Des États européens qui luttent contre des États européens
Au lieu de lutter contre les États-Unis, la Chine ou les pays émergents, l’Europe lutte contre elle-même. Diminuer le « coût » du travail en France de 1 ou 2 points n’aura pour impact que de renforcer notre concurrence avec les autres pays européens. La France a un coût horaire du travail légèrement inférieur à l’Allemagne, similaire à la moyenne européenne. Diminuer ce coût équivaut à se battre contre nos voisins pour leur prendre des parts de marchés, car, sur ce plan, jamais nous ne serons concurrentiels face aux salaires chinois ou philippins.
Un mauvais combat
François Hollande mise tout sur son Pacte de Responsabilité pour améliorer sa situation personnelle dans l’optique de l’élection présidentielle de 2017. Au-delà du fait que notre pays est à nouveau sclérosé par cette échéance présidentielle quinquennale qui se transforme à chaque fois en drame où le pays se retrouve au bord du gouffre, cette posture est tout-à-fait grotesque.
Le pire, c’est que le Président croit sincèrement qu’injecter 30 milliards dans les comptes des entreprises va créer de l’emploi massivement. Il faut rappeler qu’un SMIC mensuel coûte 1 633 euros à une entreprise, soit un petit 20 000 euros par an. 30 milliards représentent donc 1,5 millions de SMIC. Si on voulait créer de l’emploi, il aurait donc été plus économique pour l’État de les financer directement. Mais passons…

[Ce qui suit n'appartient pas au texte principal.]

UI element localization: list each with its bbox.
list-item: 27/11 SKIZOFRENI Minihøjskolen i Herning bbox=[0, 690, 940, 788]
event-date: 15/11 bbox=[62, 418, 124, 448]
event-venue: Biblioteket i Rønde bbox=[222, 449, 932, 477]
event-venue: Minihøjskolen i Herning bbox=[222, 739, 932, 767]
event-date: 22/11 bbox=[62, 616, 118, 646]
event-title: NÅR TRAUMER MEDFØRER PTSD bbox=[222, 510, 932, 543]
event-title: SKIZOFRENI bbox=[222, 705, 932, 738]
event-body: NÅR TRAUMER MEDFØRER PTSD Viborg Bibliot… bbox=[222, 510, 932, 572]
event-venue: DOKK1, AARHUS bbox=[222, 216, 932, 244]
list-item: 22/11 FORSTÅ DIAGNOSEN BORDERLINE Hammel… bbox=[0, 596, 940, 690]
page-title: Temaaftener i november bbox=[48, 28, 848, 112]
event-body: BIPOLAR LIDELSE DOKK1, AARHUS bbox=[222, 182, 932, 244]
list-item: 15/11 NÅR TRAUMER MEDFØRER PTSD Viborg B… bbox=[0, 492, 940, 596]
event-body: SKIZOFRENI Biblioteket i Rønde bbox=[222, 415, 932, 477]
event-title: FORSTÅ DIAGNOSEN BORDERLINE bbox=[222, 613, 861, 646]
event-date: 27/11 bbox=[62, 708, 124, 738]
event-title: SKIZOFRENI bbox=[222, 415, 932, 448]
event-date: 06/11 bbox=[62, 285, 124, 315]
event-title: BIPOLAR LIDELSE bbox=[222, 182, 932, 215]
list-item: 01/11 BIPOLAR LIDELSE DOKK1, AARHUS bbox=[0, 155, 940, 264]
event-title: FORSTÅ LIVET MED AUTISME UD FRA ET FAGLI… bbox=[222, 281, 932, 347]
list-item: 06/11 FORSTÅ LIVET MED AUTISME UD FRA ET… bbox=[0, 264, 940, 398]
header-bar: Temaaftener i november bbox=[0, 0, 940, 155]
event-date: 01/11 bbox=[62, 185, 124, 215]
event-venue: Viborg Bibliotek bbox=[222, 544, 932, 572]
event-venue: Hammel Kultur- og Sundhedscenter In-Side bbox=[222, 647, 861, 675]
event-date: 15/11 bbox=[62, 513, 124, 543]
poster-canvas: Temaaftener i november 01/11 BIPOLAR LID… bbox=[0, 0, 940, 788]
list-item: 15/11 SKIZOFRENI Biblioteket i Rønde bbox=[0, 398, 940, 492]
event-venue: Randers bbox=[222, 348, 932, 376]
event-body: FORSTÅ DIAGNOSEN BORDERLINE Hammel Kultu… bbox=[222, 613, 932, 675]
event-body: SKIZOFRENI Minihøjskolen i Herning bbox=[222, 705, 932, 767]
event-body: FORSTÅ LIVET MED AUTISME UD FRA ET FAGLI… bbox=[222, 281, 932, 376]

Il faut revoir nos priorités
La plupart des politiques basent leurs objectifs sur des taux de croissance ou d’emploi. C’est se tromper de combat ! Ce qui compte pour estimer si une politique est une réussite ou non, c’est le bonheur engendré chez les citoyens.
Le taux de croissance n’est qu’un chiffre. C’est ses conséquences qui sont importantes. De même, notre taux de chômage n’est qu’un chiffre. Travailler, ce n’est pas le but d’une vie, surtout si ce travail se fait à bas salaire et n’est pas épanouissant. Ce que veulent les citoyens, ce n’est pas l’emploi, c’est le salaire. Ce qu’ils veulent, c’est vivre, vivre bien, et heureux. La course à l’emploi à tout prix entraînera des absurdités comme la baisse des salaires.
Cela fait des années qu’on essaye. Cela fait des années qu’on échoue. Il est temps de changer de modèle.